The next pop-up food distribution is Dec. 3 at Ballard Green.

“We regularly have 20-30 households who attend the pop-up pantry which is a one-hour distribution, one time per month,” Phillips said

In addition to the Rotary with its monthly food drives, the town’s food distributions programs benefit from donations by churches, schools, and people who simply feel moved to donate.

“This week, we received donations from Jesse Lee Church and St. Andrew’s Church of over 50 bags filled with Thanksgiving supplies,” Philips said.

“The food pantry receives lots of variety, too,” Phillips added. “All non-perishable items are accepted. We do get more items like gravy, stuffing mix, canned vegetables, pumpkin during this time. In fact some groups focus on providing a bag filled with traditional Thanksgiving items.

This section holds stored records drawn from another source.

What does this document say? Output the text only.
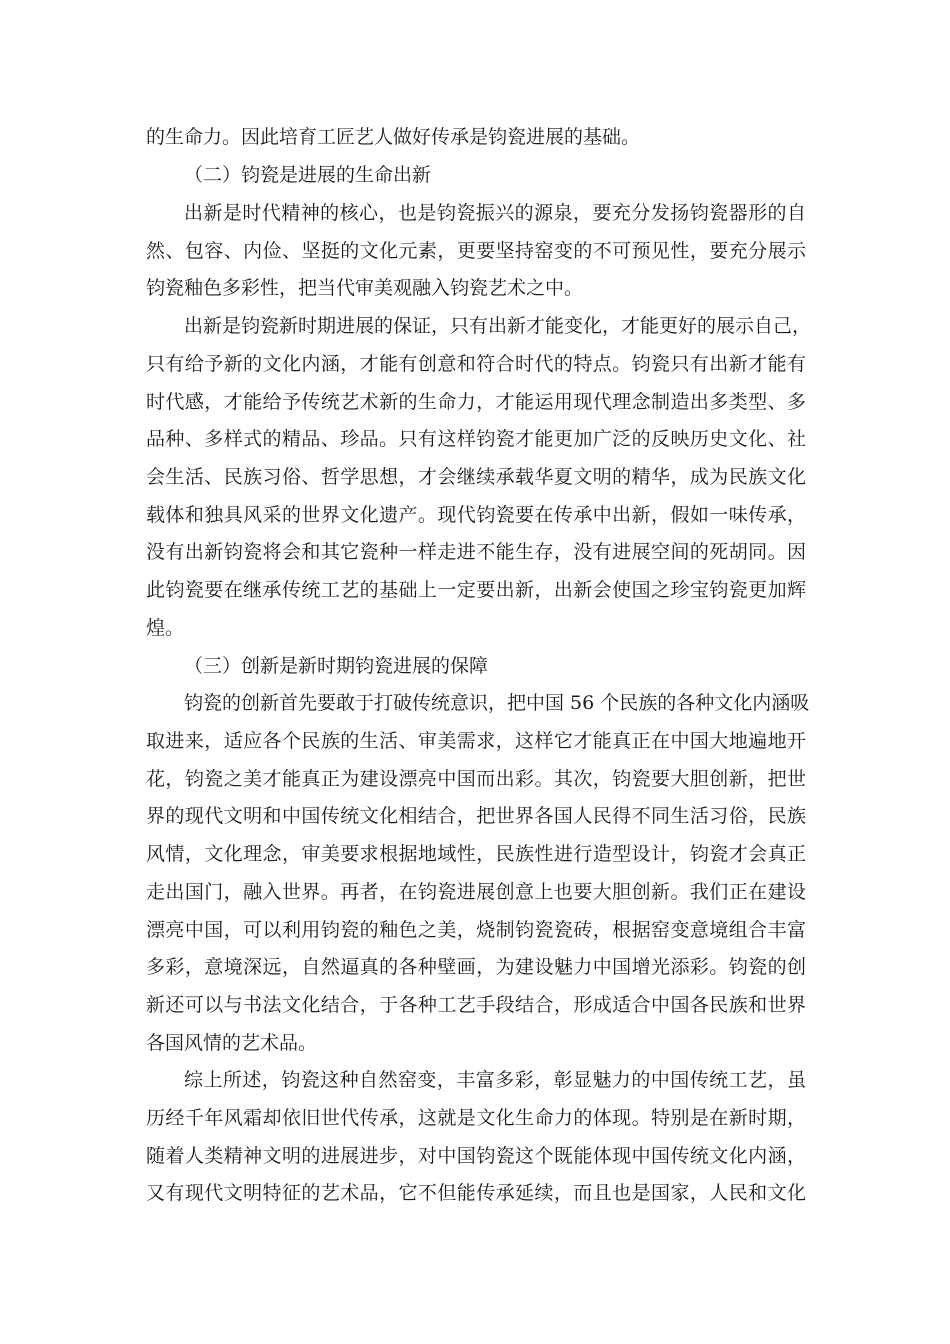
的生命力。因此培育工匠艺人做好传承是钧瓷进展的基础。
（二）钧瓷是进展的生命出新
出新是时代精神的核心，也是钧瓷振兴的源泉，要充分发扬钧瓷器形的自
然、包容、内俭、坚挺的文化元素，更要坚持窑变的不可预见性，要充分展示
钧瓷釉色多彩性，把当代审美观融入钧瓷艺术之中。
出新是钧瓷新时期进展的保证，只有出新才能变化，才能更好的展示自己，
只有给予新的文化内涵，才能有创意和符合时代的特点。钧瓷只有出新才能有
时代感，才能给予传统艺术新的生命力，才能运用现代理念制造出多类型、多
品种、多样式的精品、珍品。只有这样钧瓷才能更加广泛的反映历史文化、社
会生活、民族习俗、哲学思想，才会继续承载华夏文明的精华，成为民族文化
载体和独具风采的世界文化遗产。现代钧瓷要在传承中出新，假如一味传承，
没有出新钧瓷将会和其它瓷种一样走进不能生存，没有进展空间的死胡同。因
此钧瓷要在继承传统工艺的基础上一定要出新，出新会使国之珍宝钧瓷更加辉
煌。
（三）创新是新时期钧瓷进展的保障
钧瓷的创新首先要敢于打破传统意识，把中国 56 个民族的各种文化内涵吸
取进来，适应各个民族的生活、审美需求，这样它才能真正在中国大地遍地开
花，钧瓷之美才能真正为建设漂亮中国而出彩。其次，钧瓷要大胆创新，把世
界的现代文明和中国传统文化相结合，把世界各国人民得不同生活习俗，民族
风情，文化理念，审美要求根据地域性，民族性进行造型设计，钧瓷才会真正
走出国门，融入世界。再者，在钧瓷进展创意上也要大胆创新。我们正在建设
漂亮中国，可以利用钧瓷的釉色之美，烧制钧瓷瓷砖，根据窑变意境组合丰富
多彩，意境深远，自然逼真的各种壁画，为建设魅力中国增光添彩。钧瓷的创
新还可以与书法文化结合，于各种工艺手段结合，形成适合中国各民族和世界
各国风情的艺术品。
综上所述，钧瓷这种自然窑变，丰富多彩，彰显魅力的中国传统工艺，虽
历经千年风霜却依旧世代传承，这就是文化生命力的体现。特别是在新时期，
随着人类精神文明的进展进步，对中国钧瓷这个既能体现中国传统文化内涵，
又有现代文明特征的艺术品，它不但能传承延续，而且也是国家，人民和文化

“Although our many residents need and appreciate help with that one meal, they also appreciate help for the other meals as well,” Phillips said.

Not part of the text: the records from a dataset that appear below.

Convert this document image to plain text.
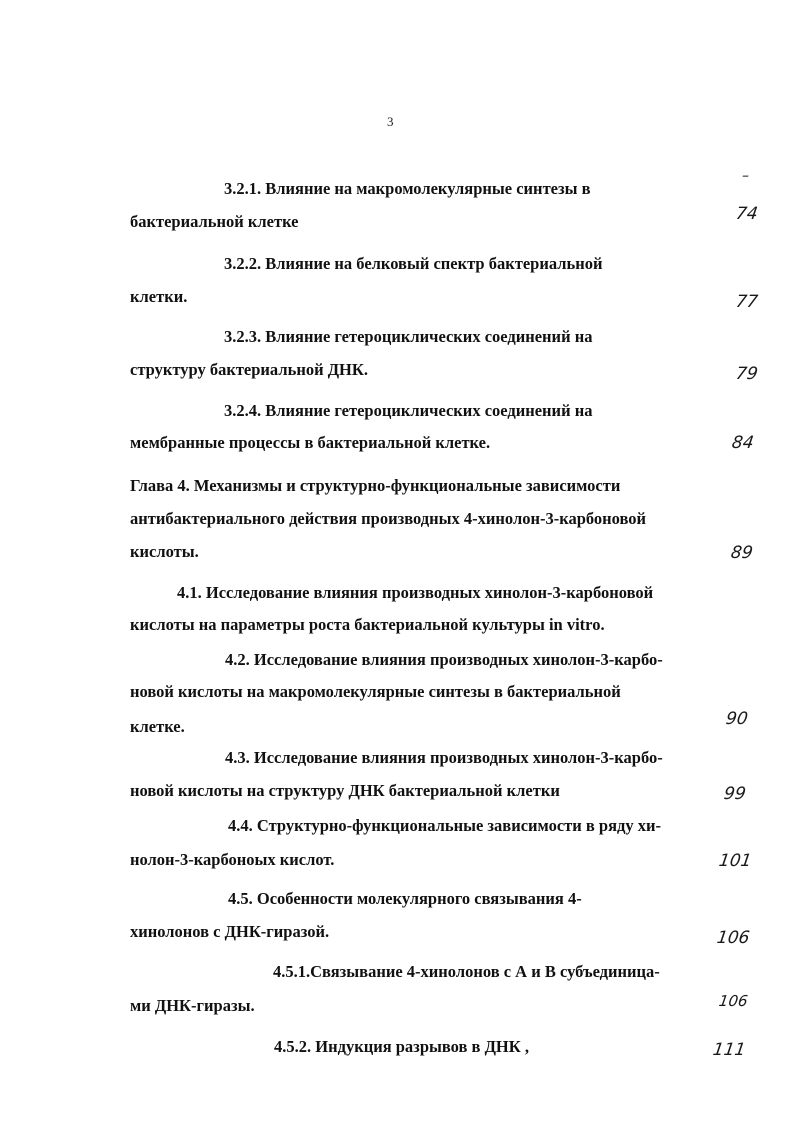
3
–
3.2.1. Влияние на макромолекулярные синтезы в
бактериальной клетке	74
3.2.2. Влияние на белковый спектр бактериальной
клетки.	77
3.2.3. Влияние гетероциклических соединений на
структуру бактериальной ДНК.	79
3.2.4. Влияние гетероциклических соединений на
мембранные процессы в бактериальной клетке.	84
Глава 4. Механизмы и структурно-функциональные зависимости
антибактериального действия производных 4-хинолон-3-карбоновой
кислоты.	89
4.1. Исследование влияния производных хинолон-3-карбоновой
кислоты на параметры роста бактериальной культуры in vitro.
4.2. Исследование влияния производных хинолон-3-карбо-
новой кислоты на макромолекулярные синтезы в бактериальной
клетке.	90
4.3. Исследование влияния производных хинолон-3-карбо-
новой кислоты на структуру ДНК бактериальной клетки	99
4.4. Структурно-функциональные зависимости в ряду хи-
нолон-3-карбоноых кислот.	101
4.5. Особенности молекулярного связывания 4-
хинолонов с ДНК-гиразой.	106
4.5.1.Связывание 4-хинолонов с А и В субъединица-
ми ДНК-гиразы.	106
4.5.2. Индукция разрывов в ДНК ,	111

Donations of non-perishable food as well as personal care and household products may be brought to the Social Services Department in town hall, or to the program’s storage area at Yanity Gym.

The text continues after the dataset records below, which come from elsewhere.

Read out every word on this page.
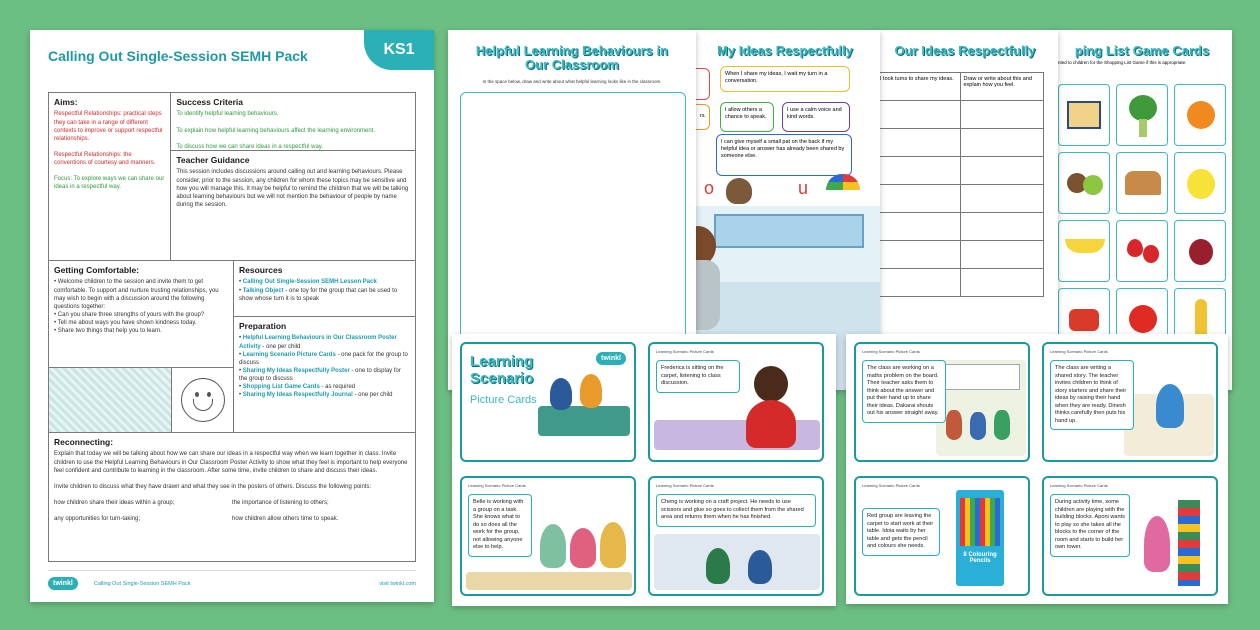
KS1
Calling Out Single-Session SEMH Pack
Aims:

Respectful Relationships: practical steps they can take in a range of different contexts to improve or support respectful relationships.

Respectful Relationships: the conventions of courtesy and manners.

Focus: To explore ways we can share our ideas in a respectful way.

Success Criteria

To identify helpful learning behaviours.

To explain how helpful learning behaviours affect the learning environment.

To discuss how we can share ideas in a respectful way.

Teacher Guidance

This session includes discussions around calling out and learning behaviours. Please consider, prior to the session, any children for whom these topics may be sensitive and how you will manage this. It may be helpful to remind the children that we will be talking about learning behaviours but we will not mention the behaviour of people by name during the session.

Getting Comfortable:
• Welcome children to the session and invite them to get comfortable. To support and nurture trusting relationships, you may wish to begin with a discussion around the following questions together:
• Can you share three strengths of yours with the group?
• Tell me about ways you have shown kindness today.
• Share two things that help you to learn.
Resources
• Calling Out Single-Session SEMH Lesson Pack
• Talking Object - one toy for the group that can be used to show whose turn it is to speak
Preparation
• Helpful Learning Behaviours in Our Classroom Poster Activity - one per child
• Learning Scenario Picture Cards - one pack for the group to discuss
• Sharing My Ideas Respectfully Poster - one to display for the group to discuss
• Shopping List Game Cards - as required
• Sharing My Ideas Respectfully Journal - one per child
Reconnecting:

Explain that today we will be talking about how we can share our ideas in a respectful way when we learn together in class. Invite children to use the Helpful Learning Behaviours in Our Classroom Poster Activity to show what they feel is important to help everyone feel confident and contribute to learning in the classroom. After some time, invite children to share and discuss their ideas.

Invite children to discuss what they have drawn and what they see in the posters of others. Discuss the following points:

how children share their ideas within a group;	the importance of listening to others;
any opportunities for turn-taking;	how children allow others time to speak.
twinkl	Calling Out Single-Session SEMH Pack	visit twinkl.com
ping List Game Cards
nted to children for the Shopping List Game if this is appropriate.
Our Ideas Respectfully
I took turns to share my ideas.	Draw or write about this and explain how you feel.

My Ideas Respectfully
rs.
When I share my ideas, I wait my turn in a conversation.
I allow others a chance to speak.
I use a calm voice and kind words.
I can give myself a small pat on the back if my helpful idea or answer has already been shared by someone else.
o	u
Helpful Learning Behaviours in Our Classroom
In the space below, draw and write about what helpful learning looks like in the classroom.
Learning Scenario
Picture Cards
twinkl
Learning Scenario Picture Cards
Frederica is sitting on the carpet, listening to class discussion.
Learning Scenario Picture Cards
Belle is working with a group on a task. She knows what to do so does all the work for the group, not allowing anyone else to help.
Learning Scenario Picture Cards
Cheng is working on a craft project. He needs to use scissors and glue so goes to collect them from the shared area and returns them when he has finished.
Learning Scenario Picture Cards
The class are working on a maths problem on the board. Their teacher asks them to think about the answer and put their hand up to share their ideas. Dakarai shouts out his answer straight away.
Learning Scenario Picture Cards
The class are writing a shared story. The teacher invites children to think of story starters and share their ideas by raising their hand when they are ready. Dinesh thinks carefully then puts his hand up.
Learning Scenario Picture Cards
Red group are leaving the carpet to start work at their table. Idoia waits by her table and gets the pencil and colours she needs.
8 Colouring Pencils
Learning Scenario Picture Cards
During activity time, some children are playing with the building blocks. Aponi wants to play so she takes all the blocks to the corner of the room and starts to build her own tower.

The department asks that people call in advance for larger donations.

“I often suggest to kids and families who are looking to donate, that they focus on kid-friendly items; cereal, PB&J, pancake mix, tuna, school snacks, etc.,” Phillips said. “Other needed items are canned chicken, canned fruit, Progresso soup, oatmeal, spaghetti sauce.

“Quite often we have an abundance of canned vegetables,” Phillips added. “If anyone has ever done a school or scout visit they will know our nemesis are green beans. We get way more than  we can distribute, so we often have a full shelf of green beans. We also have cut back asking for bagged rice.

“Often after the holidays we will get ‘gift’ items that people won’t use like fancy mustard or jam, baking mixes or other things. It’s always a grab bag when clients come to the pantry,” Phillips said.

“...The expectation at each distribution is that there are fresh vegetables and fruit, at least two proteins and each household should leave with between 35-40 pounds of food,” he said.

It represents a lot of generosity.

“...The actual cost is likely at least several thousand dollars per month,” Phillips said of truck visits plus and food donated to pantry through the Rotary collections and other donors.

“At the food pantry, we just crossed over receiving over an estimated $500,000 worth of donations from the Rotary Club over a five-year period,” he said. “We get at least that much from the community at large.

“It is impossible to inventory and value our donations. But whatever we get in, turns around and goes out,” he said.

“If we wanted to estimate that in the past five years we’ve received $500,000 from Rotary and $500,000 from the community at large, we’ve both taken in and distributed an estimated $1 million worth of food. I can’t say that’s a fact,” Phillips said, “but it’s certainly a possibility...

“The holidays tend to be plentiful. Right now we have an abundance of food,” Phillips said. “Six weeks ago, we had several empty shelves.”